Tuesday, April 17, 2012
The King of Morocco and a Designer's Priorities.
It was just a few weeks ago that my phone rang, and the following conversation took place:
Me: "Jack Gold"
Caller: "I need to build a gift for a king."
Me: "Who is this really?"
Well, it turns out that it really was a client, and he really was looking to build a gift for a king. The caller was the Rabbi of a congregation on Manhattans Upper West Side, and was scheduled to be Knighted by the King of Morocco during a ceremony to take place the following week. As is customary, the Rabbi was to present the king with a gift as well, in this instance, a silver crown - and he needed a display case designed and built.
The client explained to me that they were already over budget on the project, and he was wondering if I had any creative solutions.
In my previous articles, I have spoken at length about the importance of qualifying our clients and projects - and why this is so crucial to the outcome and success of our work. Well, if I had heeded my own advice, I probably would have simply walked away from the project. There were some pretty straight forward warning signs:
1. The client wanted the project designed and built in under a week. A timeframe that is unrealistic.
2. The client needed something perfect, the gift after all is going to a king, but there is little budget to work with.
On any normal day I would have clearly seen that the expectations of time, budget and detail were simply unrealistic. It was a project that was doomed to fail.
But all I heard was "Can you build something for a king?"
And I allowed the idea of building something for a monarch, designing and creating something that would have a place of pride in an Embassy or Palace - to just sweep me away. I mean, is there not something magical about the idea? How often do we have a chance to interact with royalty, even if through numerous proxies? It is the stuff of fairytales and Hollywood, and now it was sitting on my desk.
Well, My normal workflow went out the window. This was a project with a clock ticking, and a king waiting. I skipped the CAD and sketches, and went straight to the floor armed with a pencil and a straight edge. While working with a carpenter, I roughed out a concept right there on a piece of scrap wood, and as we cut and formed the pieces, the design evolved.
Here we created profiles and a brick-like pattern and laid out the box construction perfectly...while another project sat on the sidelines, waiting for my attention.
The next day, after all the glue had dried and all the parts were sanded, I stood at the staining booth, mixing powders and bases and creating the color I was seeing in my mind. Emails were going unanswered, but the king was waiting, and the color needed to be perfect.
And so the process continued. We completed the finish process and had the glass vendor start working on a glass box while the engraver made up a silver plaque and we began to line the interior of the box with a luxurious bed of navy blue velvet.
The client came to pick up the box the day before it was to be presented, and I felt like a hero. I had done the impossible, designing, building, finishing, and completing a project that should take 2 weeks - in just under 3 days.
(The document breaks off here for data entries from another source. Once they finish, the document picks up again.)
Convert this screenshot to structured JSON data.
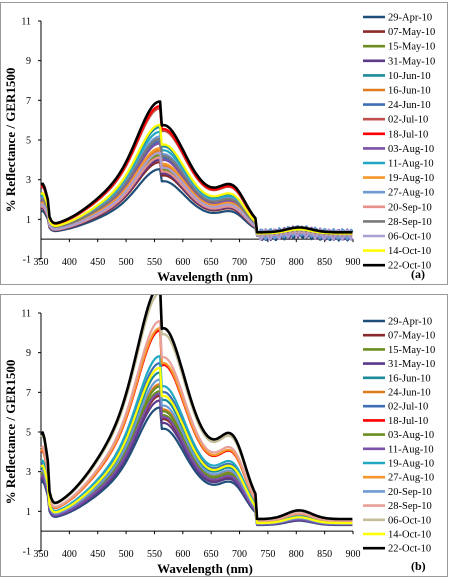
{
  "chart_data": [
    {
      "type": "line",
      "panel_label": "(a)",
      "xlabel": "Wavelength (nm)",
      "ylabel": "% Reflectance / GER1500",
      "xlim": [
        350,
        900
      ],
      "ylim": [
        -1,
        11
      ],
      "xticks": [
        350,
        400,
        450,
        500,
        550,
        600,
        650,
        700,
        750,
        800,
        850,
        900
      ],
      "yticks": [
        -1,
        1,
        3,
        5,
        7,
        9,
        11
      ],
      "grid": false,
      "legend_position": "right",
      "series": [
        {
          "name": "29-Apr-10",
          "color": "#1f4e79",
          "peak": 3.0
        },
        {
          "name": "07-May-10",
          "color": "#8b2a2a",
          "peak": 3.3
        },
        {
          "name": "15-May-10",
          "color": "#6b8e23",
          "peak": 3.6
        },
        {
          "name": "31-May-10",
          "color": "#5b3a8a",
          "peak": 3.4
        },
        {
          "name": "10-Jun-10",
          "color": "#1b8a9a",
          "peak": 4.8
        },
        {
          "name": "16-Jun-10",
          "color": "#e07b1f",
          "peak": 3.8
        },
        {
          "name": "24-Jun-10",
          "color": "#3f6fb5",
          "peak": 4.2
        },
        {
          "name": "02-Jul-10",
          "color": "#c0504d",
          "peak": 5.6
        },
        {
          "name": "18-Jul-10",
          "color": "#ff0000",
          "peak": 5.7
        },
        {
          "name": "03-Aug-10",
          "color": "#7b52a8",
          "peak": 4.1
        },
        {
          "name": "11-Aug-10",
          "color": "#22a8c2",
          "peak": 4.6
        },
        {
          "name": "19-Aug-10",
          "color": "#f5962a",
          "peak": 3.9
        },
        {
          "name": "27-Aug-10",
          "color": "#6e9bd1",
          "peak": 4.4
        },
        {
          "name": "20-Sep-10",
          "color": "#e8918a",
          "peak": 3.5
        },
        {
          "name": "28-Sep-10",
          "color": "#7a7a7a",
          "peak": 4.3
        },
        {
          "name": "06-Oct-10",
          "color": "#a99fd0",
          "peak": 3.7
        },
        {
          "name": "14-Oct-10",
          "color": "#ffff00",
          "peak": 4.9
        },
        {
          "name": "22-Oct-10",
          "color": "#000000",
          "peak": 5.9
        }
      ]
    },
    {
      "type": "line",
      "panel_label": "(b)",
      "xlabel": "Wavelength (nm)",
      "ylabel": "% Reflectance / GER1500",
      "xlim": [
        350,
        900
      ],
      "ylim": [
        -1,
        11
      ],
      "xticks": [
        350,
        400,
        450,
        500,
        550,
        600,
        650,
        700,
        750,
        800,
        850,
        900
      ],
      "yticks": [
        -1,
        1,
        3,
        5,
        7,
        9,
        11
      ],
      "grid": false,
      "legend_position": "right",
      "series": [
        {
          "name": "29-Apr-10",
          "color": "#1f4e79",
          "peak": 5.3
        },
        {
          "name": "07-May-10",
          "color": "#8b2a2a",
          "peak": 5.8
        },
        {
          "name": "15-May-10",
          "color": "#6b8e23",
          "peak": 6.0
        },
        {
          "name": "31-May-10",
          "color": "#5b3a8a",
          "peak": 5.6
        },
        {
          "name": "16-Jun-10",
          "color": "#1b8a9a",
          "peak": 6.8
        },
        {
          "name": "24-Jun-10",
          "color": "#e07b1f",
          "peak": 6.3
        },
        {
          "name": "02-Jul-10",
          "color": "#3f6fb5",
          "peak": 7.2
        },
        {
          "name": "18-Jul-10",
          "color": "#ff0000",
          "peak": 8.6
        },
        {
          "name": "03-Aug-10",
          "color": "#6b8e23",
          "peak": 6.2
        },
        {
          "name": "11-Aug-10",
          "color": "#7b52a8",
          "peak": 5.9
        },
        {
          "name": "19-Aug-10",
          "color": "#22a8c2",
          "peak": 7.5
        },
        {
          "name": "27-Aug-10",
          "color": "#f5962a",
          "peak": 8.7
        },
        {
          "name": "20-Sep-10",
          "color": "#6e9bd1",
          "peak": 6.5
        },
        {
          "name": "28-Sep-10",
          "color": "#e8a09a",
          "peak": 9.0
        },
        {
          "name": "06-Oct-10",
          "color": "#c4bd97",
          "peak": 10.2
        },
        {
          "name": "14-Oct-10",
          "color": "#ffff00",
          "peak": 7.0
        },
        {
          "name": "22-Oct-10",
          "color": "#000000",
          "peak": 10.5
        }
      ]
    }
  ]
}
But at what cost, I later wondered?
I broke every rule that I have ever set for myself about timeframes and workflows and profit margins. I neglected work that was waiting for me, emails and bookkeeping, all the tasks of running a business. I allowed myself to be completely wowed by the wonder of working on project for a king, and in the process, I allowed the tail to wag the dog.
Now the kings emmisaries have been presented with the box and gift, and the press covered the news story and I am very proud to have been given the opportunity to design this gift box and build it. It was rewarding and humbling and the real definition of a "feel good" experience.
But ultimately, it was bad business.
As artisans and as people who are emotionally invested in our work, we have a tendency to gravitate towards the projects that make us feel good, the projects that allow us to feel honest in our concepts and faithful to our aesthetic sensibilities. These are all fabulous core beliefs, but they should never affect us to the point that we forget, that at the end of the day, we are business people too.
Taking on the right projects, and dedicating our time to projects that allow us to be profitable, well that's how the rent gets paid, and that's how the sign stays up. It is difficult to separate the emotional part of what we do from the logistical part of what we do, but such seperation is critical, if we are to give ourselves the tools and opportunity to build and maintain successful design practices.
Given the opportunity again, I would no doubt build the box again. But today at least, I know what I SHOULD be doing - even if taking my own advice is sometimes to difficult to manage.
Jack Gold is the owner and Senior Designer at Presidential Interiors, a NYC-based millwork, cabinetry and upholstery fabrication firm.